My sister hosted a brunch at her house the morning of the wedding, where most of my side of the family got together to spend a little extra time together. Steve had spent the night at his brother’s after a crowded beer-tasting bachelor party. I remember texting him, “Hey. Wanna get married today?” and his response, “Sounds like fun.” I’d expected to be full of nerves and jitters that morning, but everything had been falling into its place in my meticulous weekend timeline spreadsheet, so I smiled and double-checked my lists before heading over to the church.

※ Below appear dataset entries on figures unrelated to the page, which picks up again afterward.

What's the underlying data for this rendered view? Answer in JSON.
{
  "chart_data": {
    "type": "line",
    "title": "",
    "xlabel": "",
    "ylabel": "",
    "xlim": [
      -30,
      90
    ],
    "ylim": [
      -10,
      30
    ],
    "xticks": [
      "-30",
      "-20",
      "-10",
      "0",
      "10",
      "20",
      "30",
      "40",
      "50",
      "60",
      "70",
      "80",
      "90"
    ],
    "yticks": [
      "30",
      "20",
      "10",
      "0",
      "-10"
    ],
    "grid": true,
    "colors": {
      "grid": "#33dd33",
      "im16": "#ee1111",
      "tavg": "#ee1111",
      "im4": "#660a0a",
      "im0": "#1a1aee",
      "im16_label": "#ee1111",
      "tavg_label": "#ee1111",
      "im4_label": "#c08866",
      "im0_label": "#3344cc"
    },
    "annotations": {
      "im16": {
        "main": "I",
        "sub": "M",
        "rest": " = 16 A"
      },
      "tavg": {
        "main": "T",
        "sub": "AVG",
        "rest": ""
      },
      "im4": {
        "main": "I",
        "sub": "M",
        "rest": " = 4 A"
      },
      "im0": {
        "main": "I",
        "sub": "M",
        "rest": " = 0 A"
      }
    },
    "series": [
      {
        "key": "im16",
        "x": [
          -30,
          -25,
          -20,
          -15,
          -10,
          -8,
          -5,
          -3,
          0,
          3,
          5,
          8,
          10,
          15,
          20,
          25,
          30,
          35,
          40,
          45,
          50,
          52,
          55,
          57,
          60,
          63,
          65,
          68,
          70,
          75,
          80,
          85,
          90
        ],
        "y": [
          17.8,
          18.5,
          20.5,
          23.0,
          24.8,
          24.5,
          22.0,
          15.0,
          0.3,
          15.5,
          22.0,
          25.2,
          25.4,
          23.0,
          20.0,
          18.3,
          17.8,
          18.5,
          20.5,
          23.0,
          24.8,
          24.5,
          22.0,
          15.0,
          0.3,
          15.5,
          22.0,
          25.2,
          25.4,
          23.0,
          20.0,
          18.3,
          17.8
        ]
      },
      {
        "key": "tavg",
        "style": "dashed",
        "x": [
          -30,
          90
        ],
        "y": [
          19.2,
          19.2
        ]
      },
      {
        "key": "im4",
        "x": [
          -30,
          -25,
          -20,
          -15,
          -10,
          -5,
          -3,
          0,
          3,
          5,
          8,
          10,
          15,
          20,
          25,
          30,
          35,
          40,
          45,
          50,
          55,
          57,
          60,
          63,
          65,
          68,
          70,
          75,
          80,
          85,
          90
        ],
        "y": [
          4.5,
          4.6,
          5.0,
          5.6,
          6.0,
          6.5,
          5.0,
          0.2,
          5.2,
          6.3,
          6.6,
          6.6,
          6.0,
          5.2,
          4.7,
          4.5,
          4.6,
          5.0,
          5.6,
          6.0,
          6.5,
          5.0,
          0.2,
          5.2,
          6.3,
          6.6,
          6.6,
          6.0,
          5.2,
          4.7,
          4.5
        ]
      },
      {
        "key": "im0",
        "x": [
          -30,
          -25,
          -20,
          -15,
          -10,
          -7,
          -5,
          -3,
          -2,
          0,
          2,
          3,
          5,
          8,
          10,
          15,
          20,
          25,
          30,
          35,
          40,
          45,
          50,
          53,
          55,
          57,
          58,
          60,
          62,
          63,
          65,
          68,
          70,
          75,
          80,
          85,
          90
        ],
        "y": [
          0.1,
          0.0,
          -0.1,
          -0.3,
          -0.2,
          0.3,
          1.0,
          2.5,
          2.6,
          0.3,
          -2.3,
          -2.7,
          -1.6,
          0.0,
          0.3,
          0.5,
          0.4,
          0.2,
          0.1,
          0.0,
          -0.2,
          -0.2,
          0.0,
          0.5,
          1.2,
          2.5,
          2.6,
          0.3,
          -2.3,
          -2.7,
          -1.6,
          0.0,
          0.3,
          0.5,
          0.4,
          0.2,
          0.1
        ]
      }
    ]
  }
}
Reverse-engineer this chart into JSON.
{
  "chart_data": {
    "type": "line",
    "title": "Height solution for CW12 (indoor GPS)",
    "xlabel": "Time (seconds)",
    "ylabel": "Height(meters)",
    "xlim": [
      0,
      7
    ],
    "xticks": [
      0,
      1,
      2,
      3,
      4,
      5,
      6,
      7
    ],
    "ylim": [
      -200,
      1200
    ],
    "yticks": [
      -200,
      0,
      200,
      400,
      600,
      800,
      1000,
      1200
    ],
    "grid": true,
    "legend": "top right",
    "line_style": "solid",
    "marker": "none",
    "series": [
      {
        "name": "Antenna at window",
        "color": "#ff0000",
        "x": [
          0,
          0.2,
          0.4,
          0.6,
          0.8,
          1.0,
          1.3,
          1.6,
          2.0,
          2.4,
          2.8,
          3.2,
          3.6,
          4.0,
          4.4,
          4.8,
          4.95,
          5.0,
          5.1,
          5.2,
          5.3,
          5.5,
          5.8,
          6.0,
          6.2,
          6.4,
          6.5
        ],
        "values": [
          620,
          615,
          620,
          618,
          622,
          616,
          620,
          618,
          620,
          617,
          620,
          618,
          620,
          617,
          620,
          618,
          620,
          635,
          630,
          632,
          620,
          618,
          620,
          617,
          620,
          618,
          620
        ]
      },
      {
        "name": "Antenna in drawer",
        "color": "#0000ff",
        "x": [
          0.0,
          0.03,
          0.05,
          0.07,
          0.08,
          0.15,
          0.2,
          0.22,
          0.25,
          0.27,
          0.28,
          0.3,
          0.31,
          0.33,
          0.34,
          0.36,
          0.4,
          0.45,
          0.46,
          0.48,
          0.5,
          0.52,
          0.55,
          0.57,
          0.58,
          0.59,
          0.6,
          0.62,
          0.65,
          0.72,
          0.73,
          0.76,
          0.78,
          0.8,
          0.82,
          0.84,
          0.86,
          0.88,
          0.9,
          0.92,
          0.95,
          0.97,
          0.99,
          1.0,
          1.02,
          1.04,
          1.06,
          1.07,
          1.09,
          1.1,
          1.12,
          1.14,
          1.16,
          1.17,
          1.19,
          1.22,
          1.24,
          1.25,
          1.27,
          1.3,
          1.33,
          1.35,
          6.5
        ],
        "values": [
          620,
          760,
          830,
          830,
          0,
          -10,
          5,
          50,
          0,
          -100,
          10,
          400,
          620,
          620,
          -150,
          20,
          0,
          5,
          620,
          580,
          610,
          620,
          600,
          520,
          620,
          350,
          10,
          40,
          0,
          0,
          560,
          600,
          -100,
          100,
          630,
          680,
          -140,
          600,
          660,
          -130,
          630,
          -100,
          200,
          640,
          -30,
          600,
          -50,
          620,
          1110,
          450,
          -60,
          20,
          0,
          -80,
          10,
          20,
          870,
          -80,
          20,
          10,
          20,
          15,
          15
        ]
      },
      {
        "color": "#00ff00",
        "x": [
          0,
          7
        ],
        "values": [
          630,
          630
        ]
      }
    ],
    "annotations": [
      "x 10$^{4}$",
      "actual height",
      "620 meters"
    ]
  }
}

Looking back on it now, I can say that I wasn’t calm, but I definitely felt calm. I bounced back and forth from the bridal suite to the reception hall and back to the sanctuary, greeting people, reapplying deodorant, making sure my photographers had details to take pictures of. In retrospect, I wish I had just sat in the bride’s room with my girls and relaxed, especially after hearing that my Matron of Honor’s husband and volunteer videographer had come to a dead stop on the freeway because of a wildfire, and because my mom finished the alterations on my dress just about 10 minutes before our First Look. I wish I’d taken more time to show these ladies how much they meant to me, but they probably knew, because we’d spent that morning watching the sunrise from my parents’ roof, sipping mimosas and passing around donut holes.

What was totally not worth it

Worrying about “representing us as a couple.” I broke down crying one evening worrying that our invitations wouldn’t convey the tone and feeling not only of our wedding, but also of our relationship and that my guests wouldn’t be happy for us if I sent them card stock printed at Kinkos. It’s hard to feel like each choice you make has to be a manifestation of your relationship, and thankfully APW has lots of reminders that a wedding is just a wedding and not actually You as a Party.

A few things that helped us along the way

My sainted mother, who stored my growing collection of wedding items, ran around the state collecting local products for gift bags, put together our table numbers, aisle flowers, lights, lanterns, ribbon wands, and musical flowers, as well as making brownies, altering my dress, and patiently removing and cleaning the lace from my great-grandmother’s wedding slip to create my veil.

The APW archives, spreadsheets, and community, especially Rachel’s post on how “The People Want Options” and Meg’s mantra that “Your Wedding is Not an Imposition.” And a monetary contribution from my in-laws, which removed a lot of stress about the little things that kept adding up, and allowed us to have the ceremony filmed.

My best practical advice for my planning self

It’s hard to feel like you’re planning alone while your fiancé finishes medical school and your family is in another state, but remember that the marriage is the goal, and not the wedding. Do whatever is easiest that you can stand behind. You’re going to plan to go to the Grand Canyon to see the sunrise, but sleep in and watch it from your parent’s roof instead. That’s just as good. Your videographer is going to get stuck in gridlock because of a wildfire and your dress won’t be done until ten minutes before photos, but it will be okay. Be present.

Favorite thing about the wedding

It’s been said before, but Manya said it best, “Cliches are just super truths.” The best part was having almost everyone I love together in one place because they love me. The second best thing was probably walking down the aisle to “Sweet Child of Mine” and seeing nobody but him.

Other Notes

Our cake was actually wheels of cheese! We also chose a hotel for the evening that was within walking distance of the church, which gave us a little decompression and anticipation time together. While it might have been nice to have a rockin’ dance floor, neither of us is much of a dancer and we both appreciated the time to mingle and catch up. We had a receiving line after the ceremony though to make sure we got to see everyone. In lieu of a bouquet, I had a handkerchief embroidered with the initials of the women in my family (and new family) and got a white handkerchief to give to each of them in token. I decided on a whim that I would kiss anyone who clinked their glass instead of kissing my husband, so I ended up smooching my sister and my MOH’s mom! (We’re not big on PDA, but obliged them all once.)